The Myth of the Institutionless Church

For a very healthy corrective to the slagging off of institutions see THIS from Jason at Deep Church.


Jody Gabriel said...

The big comparison is with the health service which serves the huge idea of delivering free health care to all at their point of need. The criticism is that the absence of an institution means:

'we restrict it to only a few who are in proximity to those who can provide it with no institutional support.'

Hang on a minute. Who do we think we are? Don't we do all our best work with those in proximity. Shouldn't we keep our focus there and avoid trying to serve a big idea.

I was at a Dave Andrews conference recently and he talked about having to let go of the notion of being a mighty man of God, that God was calling him to be faithful in the small things. He talked about the demon of meglomania.

So who do we think we are?

Glen Marshall said...

A people called to make disciples of all nations and to witness to Christ to the ends of the earth and until he comes. Can't do that without some institutional infrastructure.

Institutions at their best enable values to survive beyond charismatic personalities and into future generations. Institutions should help us to be faithful in the small things, help nurses to nurse and help as many as possible to have access to good nurses.

It is not we as individuals who are anything great, God for bid, but is the gospel great? You bet, in fact it is cosmic and eternal as well as and at the same time as being intimate, local, personal, parochial.

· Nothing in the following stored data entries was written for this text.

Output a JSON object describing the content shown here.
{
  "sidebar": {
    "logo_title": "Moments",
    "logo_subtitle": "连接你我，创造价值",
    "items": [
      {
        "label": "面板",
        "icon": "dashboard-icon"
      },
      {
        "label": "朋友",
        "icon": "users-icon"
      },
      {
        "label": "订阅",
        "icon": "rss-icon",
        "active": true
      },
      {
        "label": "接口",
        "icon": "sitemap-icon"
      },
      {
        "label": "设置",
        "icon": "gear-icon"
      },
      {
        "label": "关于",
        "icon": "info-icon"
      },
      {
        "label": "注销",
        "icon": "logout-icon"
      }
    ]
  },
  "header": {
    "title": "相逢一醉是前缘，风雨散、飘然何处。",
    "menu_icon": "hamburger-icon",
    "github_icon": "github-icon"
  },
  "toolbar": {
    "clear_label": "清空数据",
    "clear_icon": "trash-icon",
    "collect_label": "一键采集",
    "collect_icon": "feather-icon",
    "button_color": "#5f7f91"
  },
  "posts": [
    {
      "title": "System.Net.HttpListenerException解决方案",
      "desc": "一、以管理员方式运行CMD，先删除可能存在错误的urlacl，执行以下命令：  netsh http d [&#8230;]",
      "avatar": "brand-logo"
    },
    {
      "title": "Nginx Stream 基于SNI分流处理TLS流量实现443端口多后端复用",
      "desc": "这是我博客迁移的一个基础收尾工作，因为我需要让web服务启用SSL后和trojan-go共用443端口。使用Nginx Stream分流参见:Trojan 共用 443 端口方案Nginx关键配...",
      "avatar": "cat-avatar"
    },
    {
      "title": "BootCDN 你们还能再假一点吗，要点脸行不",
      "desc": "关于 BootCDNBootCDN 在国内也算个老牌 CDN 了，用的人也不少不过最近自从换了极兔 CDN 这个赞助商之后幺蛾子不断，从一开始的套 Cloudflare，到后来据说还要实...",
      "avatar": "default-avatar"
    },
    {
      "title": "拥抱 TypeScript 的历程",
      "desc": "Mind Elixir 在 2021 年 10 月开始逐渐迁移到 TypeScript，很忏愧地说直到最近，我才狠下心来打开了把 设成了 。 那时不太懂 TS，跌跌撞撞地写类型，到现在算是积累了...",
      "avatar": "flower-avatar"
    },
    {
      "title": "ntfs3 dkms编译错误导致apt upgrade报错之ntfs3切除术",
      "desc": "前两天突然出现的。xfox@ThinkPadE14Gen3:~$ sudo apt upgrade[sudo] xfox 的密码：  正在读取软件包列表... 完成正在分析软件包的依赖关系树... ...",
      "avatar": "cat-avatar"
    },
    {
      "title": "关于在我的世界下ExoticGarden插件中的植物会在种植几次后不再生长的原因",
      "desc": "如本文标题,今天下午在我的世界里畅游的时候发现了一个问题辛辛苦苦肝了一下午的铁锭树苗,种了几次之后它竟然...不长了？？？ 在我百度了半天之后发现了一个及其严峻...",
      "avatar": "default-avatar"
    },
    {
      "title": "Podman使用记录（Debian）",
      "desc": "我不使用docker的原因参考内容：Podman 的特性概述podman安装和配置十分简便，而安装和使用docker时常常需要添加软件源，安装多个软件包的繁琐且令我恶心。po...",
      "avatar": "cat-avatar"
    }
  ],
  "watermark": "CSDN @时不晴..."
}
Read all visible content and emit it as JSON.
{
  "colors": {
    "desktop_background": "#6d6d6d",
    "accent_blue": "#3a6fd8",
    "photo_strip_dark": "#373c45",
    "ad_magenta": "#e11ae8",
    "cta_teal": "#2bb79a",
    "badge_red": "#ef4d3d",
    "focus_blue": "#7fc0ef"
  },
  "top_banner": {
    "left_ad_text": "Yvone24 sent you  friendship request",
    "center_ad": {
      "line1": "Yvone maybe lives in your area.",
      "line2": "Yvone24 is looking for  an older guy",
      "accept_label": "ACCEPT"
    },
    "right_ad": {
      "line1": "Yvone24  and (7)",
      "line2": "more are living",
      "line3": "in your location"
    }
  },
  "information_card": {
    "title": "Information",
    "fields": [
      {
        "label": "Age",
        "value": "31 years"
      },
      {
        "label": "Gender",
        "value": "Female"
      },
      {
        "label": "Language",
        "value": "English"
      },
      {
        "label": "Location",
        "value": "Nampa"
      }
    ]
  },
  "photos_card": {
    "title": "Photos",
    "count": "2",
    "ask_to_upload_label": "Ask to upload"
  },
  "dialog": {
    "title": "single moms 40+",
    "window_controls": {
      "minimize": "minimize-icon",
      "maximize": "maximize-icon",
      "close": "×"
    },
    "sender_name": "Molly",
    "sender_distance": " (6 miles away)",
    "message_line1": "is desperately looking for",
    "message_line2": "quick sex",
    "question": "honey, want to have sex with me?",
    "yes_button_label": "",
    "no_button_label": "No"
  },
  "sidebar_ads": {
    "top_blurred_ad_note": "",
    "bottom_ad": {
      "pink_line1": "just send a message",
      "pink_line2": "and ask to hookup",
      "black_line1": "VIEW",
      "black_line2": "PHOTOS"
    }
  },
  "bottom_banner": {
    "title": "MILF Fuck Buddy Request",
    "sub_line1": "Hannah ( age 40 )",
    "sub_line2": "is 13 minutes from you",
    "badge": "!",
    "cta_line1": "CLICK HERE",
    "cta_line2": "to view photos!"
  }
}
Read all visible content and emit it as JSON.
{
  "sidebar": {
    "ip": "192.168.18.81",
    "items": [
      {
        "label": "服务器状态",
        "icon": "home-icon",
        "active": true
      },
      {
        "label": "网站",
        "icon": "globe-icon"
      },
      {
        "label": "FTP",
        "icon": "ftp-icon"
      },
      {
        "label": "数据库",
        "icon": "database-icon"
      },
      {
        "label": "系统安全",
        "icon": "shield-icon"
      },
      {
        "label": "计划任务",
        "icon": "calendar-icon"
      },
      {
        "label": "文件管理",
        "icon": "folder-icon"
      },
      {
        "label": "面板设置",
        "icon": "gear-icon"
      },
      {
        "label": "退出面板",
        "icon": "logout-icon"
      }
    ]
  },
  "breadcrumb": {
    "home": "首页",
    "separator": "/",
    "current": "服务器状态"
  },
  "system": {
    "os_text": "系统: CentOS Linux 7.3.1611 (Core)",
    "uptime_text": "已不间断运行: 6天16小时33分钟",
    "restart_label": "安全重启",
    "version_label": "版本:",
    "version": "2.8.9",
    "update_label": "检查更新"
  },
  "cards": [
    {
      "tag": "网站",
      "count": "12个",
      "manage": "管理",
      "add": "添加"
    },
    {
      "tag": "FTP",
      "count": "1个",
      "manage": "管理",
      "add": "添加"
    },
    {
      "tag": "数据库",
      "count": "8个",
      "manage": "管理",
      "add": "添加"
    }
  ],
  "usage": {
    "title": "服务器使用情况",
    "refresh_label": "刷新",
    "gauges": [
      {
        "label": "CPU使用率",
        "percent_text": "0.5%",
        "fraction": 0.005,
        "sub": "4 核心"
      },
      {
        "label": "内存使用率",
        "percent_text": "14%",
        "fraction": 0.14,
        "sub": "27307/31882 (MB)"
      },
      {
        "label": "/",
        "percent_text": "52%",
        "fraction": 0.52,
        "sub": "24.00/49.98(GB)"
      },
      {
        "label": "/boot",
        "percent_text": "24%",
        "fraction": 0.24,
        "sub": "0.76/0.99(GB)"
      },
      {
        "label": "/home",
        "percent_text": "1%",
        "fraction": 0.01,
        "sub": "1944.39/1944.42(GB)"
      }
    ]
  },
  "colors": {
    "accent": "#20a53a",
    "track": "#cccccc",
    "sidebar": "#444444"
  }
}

The challenge is to make sure we resist the institution becoming an end itself ensuring that it genuinely serves the call of the gospel rather than getting in the way.

Jody Gabriel said...

I can see that something like Christian Aid is an institution. Is Wakefield Baptist Church an institution? It is the sum of its personalities, and feels especially at the moment that particular people are holding it together.

Glen Marshall said...

Jody, check out the definition on Wikipedia and see what you think. (Don't tell my students I said this!). It's an accurate summary. If you are really, really interested I can recommend the Berger and Luckmann book in their bibliography.